Donal C. O'Brien, Jr.
Benjamin Olewine, IV
Bayard D. Rea
Scott W. Reed
William D. Ross
Leah G. Schad
Robert F. Schumann
Robert H. Socolow
Alan N. Weeden
John C. Whitaker
Joyce A. Wolf
Publications (from Adler, p. 188)
American Birds (bimonthly magazine)
Audubon (bimonthly magazine)
Audubon Activist (monthly newspaper)
Audubon Science Quarterly
Audubon Energy Plan
Biodiversity Treaties: International Cooperation
Clean Air Action Packet
Keep Tropical Forests Alive
Audubon TV News Bulletin (periodically)
Birdathon Bulletin (periodically)
Egret Express (quarterly)
Western Hemisphere Shorebird Reserve Network (quarterly)
(1) Policy on current APA classification of Whitney, Watson's East (Lassiter), Lake Lila and Alice Brook parcels
William Cooke of the National Audubon Society was quoted in the Sunday Gazette that there were already extensive snowmobile trails in the Adirondacks. Referring to the 1996 bond act's passage, he said, "I don't believe those people voted so there could be four-wheelers all over the place." Graham Cox, now forester and wetland program coordinator for the National Audubon Society in New York State, argued that all four parcels are important pieces of the larger Bob Marshall Wilderness that they would like to see established. Any classification other than wilderness will shoot a "shotgun sized hole" in the effort, he warned, according to the Gazette.
(2) Past key leadership
Peter A. A. Berle, the Assemblyman from the silk stocking district in Manhattan who did much of the fighting at the time that was necessary to pass the final parts of the APA law in the Assembly against Glenn Harris, who represented the Adirondacks at the time, became the president of the National Audubon Society. In the early 1990's he spearheaded legislation (which failed) to tighten the APA law, after being the chairman of the Cuomo Commission of the Adirondacks in the 21st Century.

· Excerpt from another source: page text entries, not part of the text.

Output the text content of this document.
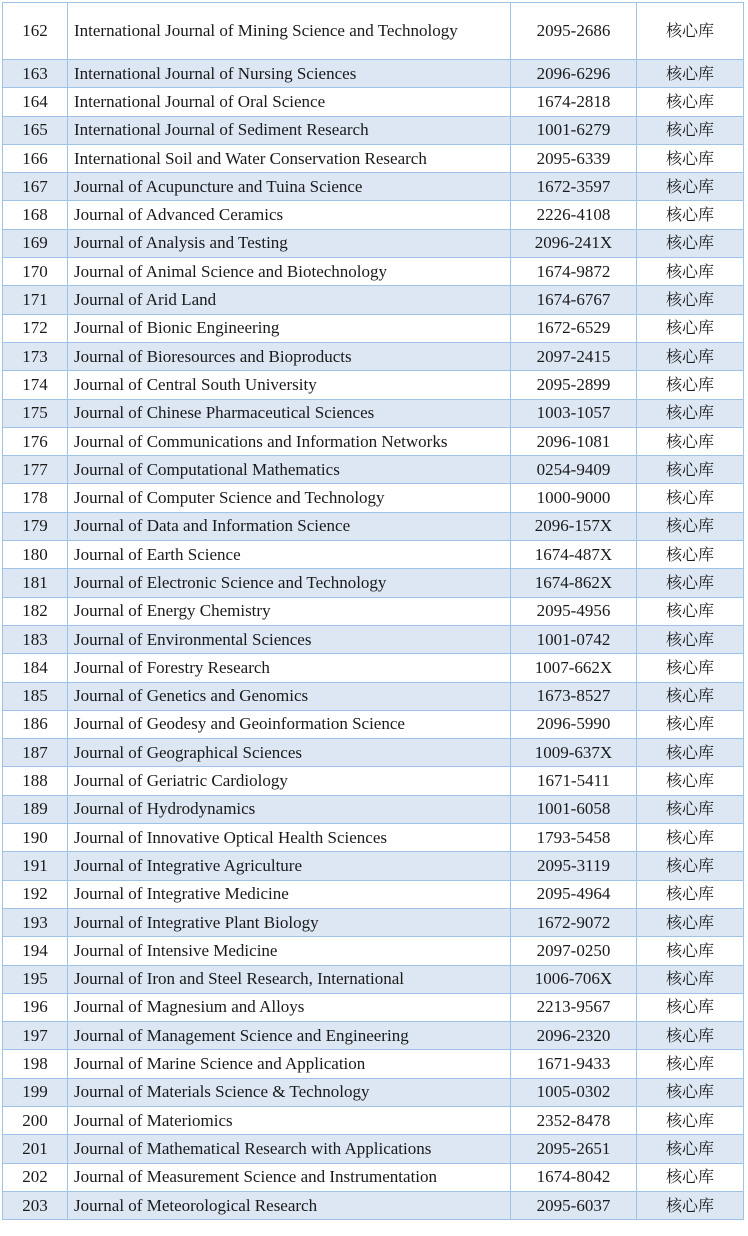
162	International Journal of Mining Science and Technology	2095-2686	核心库
163	International Journal of Nursing Sciences	2096-6296	核心库
164	International Journal of Oral Science	1674-2818	核心库
165	International Journal of Sediment Research	1001-6279	核心库
166	International Soil and Water Conservation Research	2095-6339	核心库
167	Journal of Acupuncture and Tuina Science	1672-3597	核心库
168	Journal of Advanced Ceramics	2226-4108	核心库
169	Journal of Analysis and Testing	2096-241X	核心库
170	Journal of Animal Science and Biotechnology	1674-9872	核心库
171	Journal of Arid Land	1674-6767	核心库
172	Journal of Bionic Engineering	1672-6529	核心库
173	Journal of Bioresources and Bioproducts	2097-2415	核心库
174	Journal of Central South University	2095-2899	核心库
175	Journal of Chinese Pharmaceutical Sciences	1003-1057	核心库
176	Journal of Communications and Information Networks	2096-1081	核心库
177	Journal of Computational Mathematics	0254-9409	核心库
178	Journal of Computer Science and Technology	1000-9000	核心库
179	Journal of Data and Information Science	2096-157X	核心库
180	Journal of Earth Science	1674-487X	核心库
181	Journal of Electronic Science and Technology	1674-862X	核心库
182	Journal of Energy Chemistry	2095-4956	核心库
183	Journal of Environmental Sciences	1001-0742	核心库
184	Journal of Forestry Research	1007-662X	核心库
185	Journal of Genetics and Genomics	1673-8527	核心库
186	Journal of Geodesy and Geoinformation Science	2096-5990	核心库
187	Journal of Geographical Sciences	1009-637X	核心库
188	Journal of Geriatric Cardiology	1671-5411	核心库
189	Journal of Hydrodynamics	1001-6058	核心库
190	Journal of Innovative Optical Health Sciences	1793-5458	核心库
191	Journal of Integrative Agriculture	2095-3119	核心库
192	Journal of Integrative Medicine	2095-4964	核心库
193	Journal of Integrative Plant Biology	1672-9072	核心库
194	Journal of Intensive Medicine	2097-0250	核心库
195	Journal of Iron and Steel Research, International	1006-706X	核心库
196	Journal of Magnesium and Alloys	2213-9567	核心库
197	Journal of Management Science and Engineering	2096-2320	核心库
198	Journal of Marine Science and Application	1671-9433	核心库
199	Journal of Materials Science & Technology	1005-0302	核心库
200	Journal of Materiomics	2352-8478	核心库
201	Journal of Mathematical Research with Applications	2095-2651	核心库
202	Journal of Measurement Science and Instrumentation	1674-8042	核心库
203	Journal of Meteorological Research	2095-6037	核心库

The Audubon Society's chief Adirondack lobbyist, Dick Beamish, did most of his public campaigning through scathing letters to the editor to local newspapers, and calling for more land-use restrictions.
Eric Siy was the Adirondack Campaign Coordinator also rankling Adirondackers at the time.

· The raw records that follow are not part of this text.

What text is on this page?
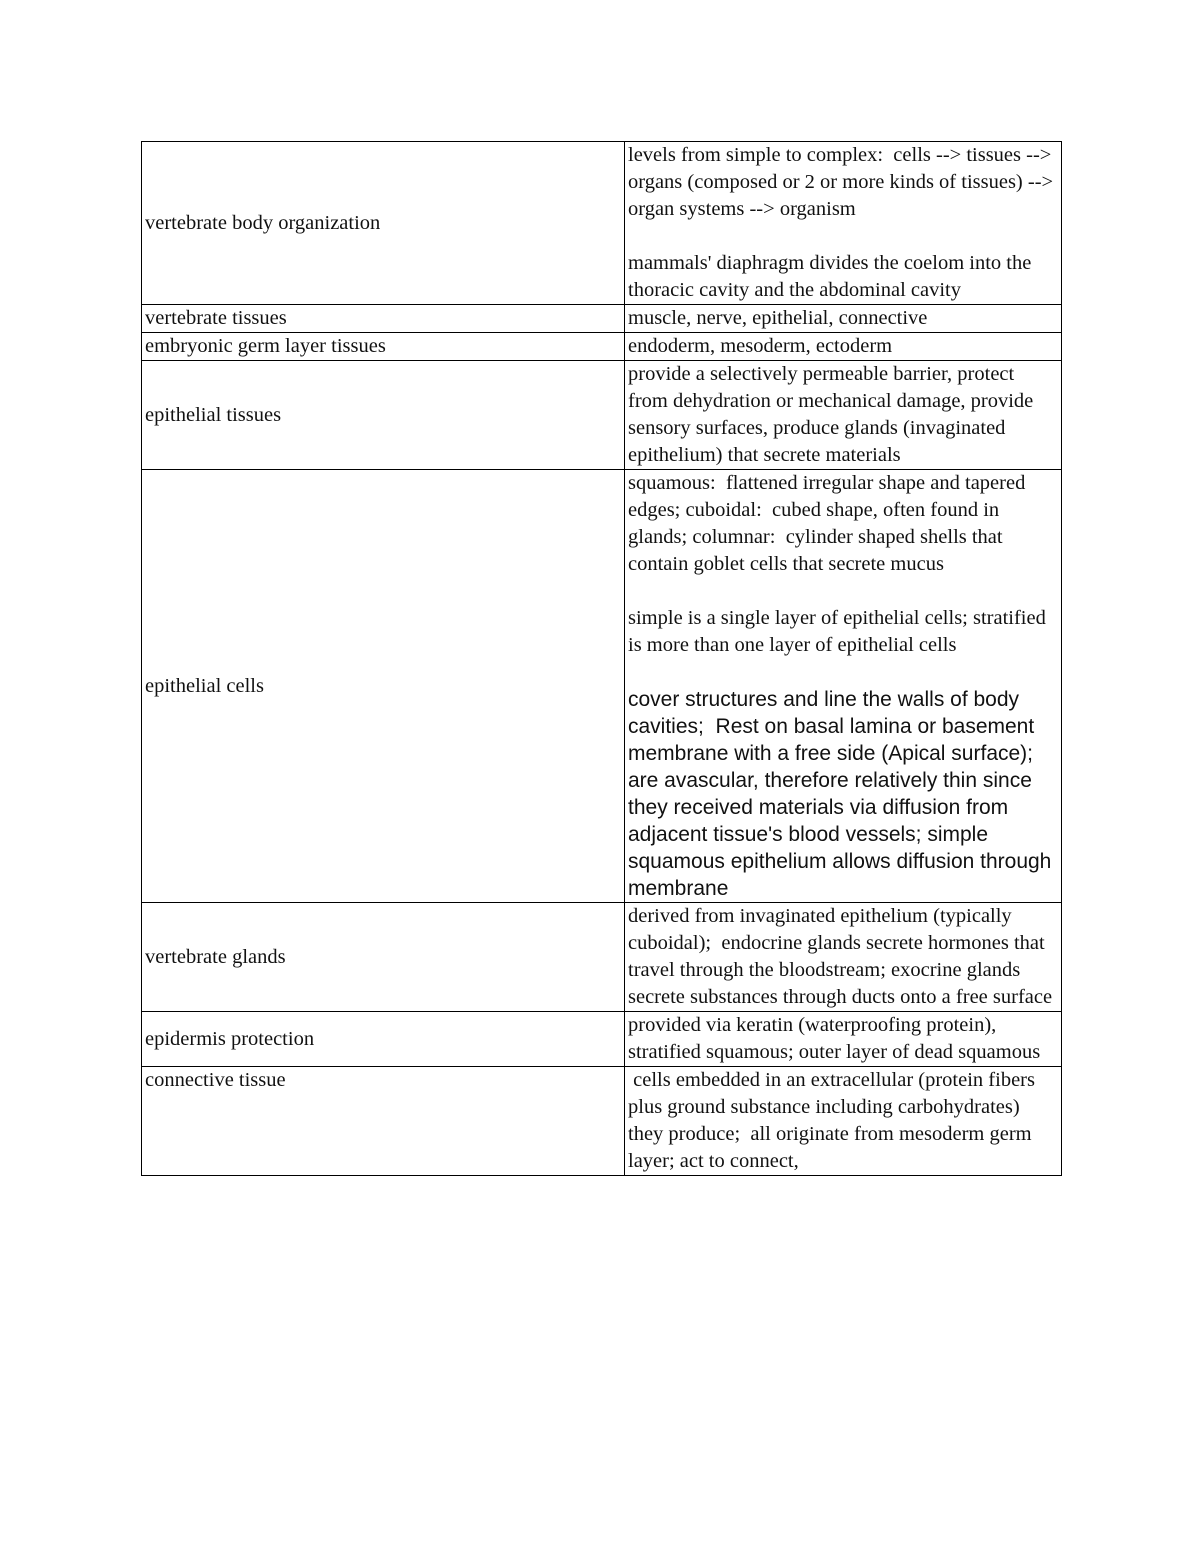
vertebrate body organization	levels from simple to complex:  cells --> tissues --> organs (composed or 2 or more kinds of tissues) --> organ systems --> organism
mammals' diaphragm divides the coelom into the thoracic cavity and the abdominal cavity

vertebrate tissues	muscle, nerve, epithelial, connective

embryonic germ layer tissues	endoderm, mesoderm, ectoderm

epithelial tissues	provide a selectively permeable barrier, protect from dehydration or mechanical damage, provide sensory surfaces, produce glands (invaginated epithelium) that secrete materials

epithelial cells	squamous:  flattened irregular shape and tapered edges; cuboidal:  cubed shape, often found in glands; columnar:  cylinder shaped shells that contain goblet cells that secrete mucus
simple is a single layer of epithelial cells; stratified is more than one layer of epithelial cells
cover structures and line the walls of body cavities;  Rest on basal lamina or basement membrane with a free side (Apical surface);    are avascular, therefore relatively thin since they received materials via diffusion from adjacent tissue's blood vessels; simple squamous epithelium allows diffusion through membrane

vertebrate glands	derived from invaginated epithelium (typically cuboidal);  endocrine glands secrete hormones that travel through the bloodstream; exocrine glands secrete substances through ducts onto a free surface

epidermis protection	provided via keratin (waterproofing protein), stratified squamous; outer layer of dead squamous

connective tissue	cells embedded in an extracellular (protein fibers plus ground substance including carbohydrates) they produce;  all originate from mesoderm germ layer; act to connect,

(3) Past relationships with the Adirondack Council
In 1991, the Audubon Society formally withdrew from the Adirondack
Council. The Council was trying to seem more moderate after it
suffered membership and financial losses because of its shrill
attacks on Adirondack groups and local governments after May 1990.
Beamish, who worked for the Adirondack Council, quit or was fired
and went to work for the Audubon Society, along with Eric Siy,
another former Adirondack Council staffer.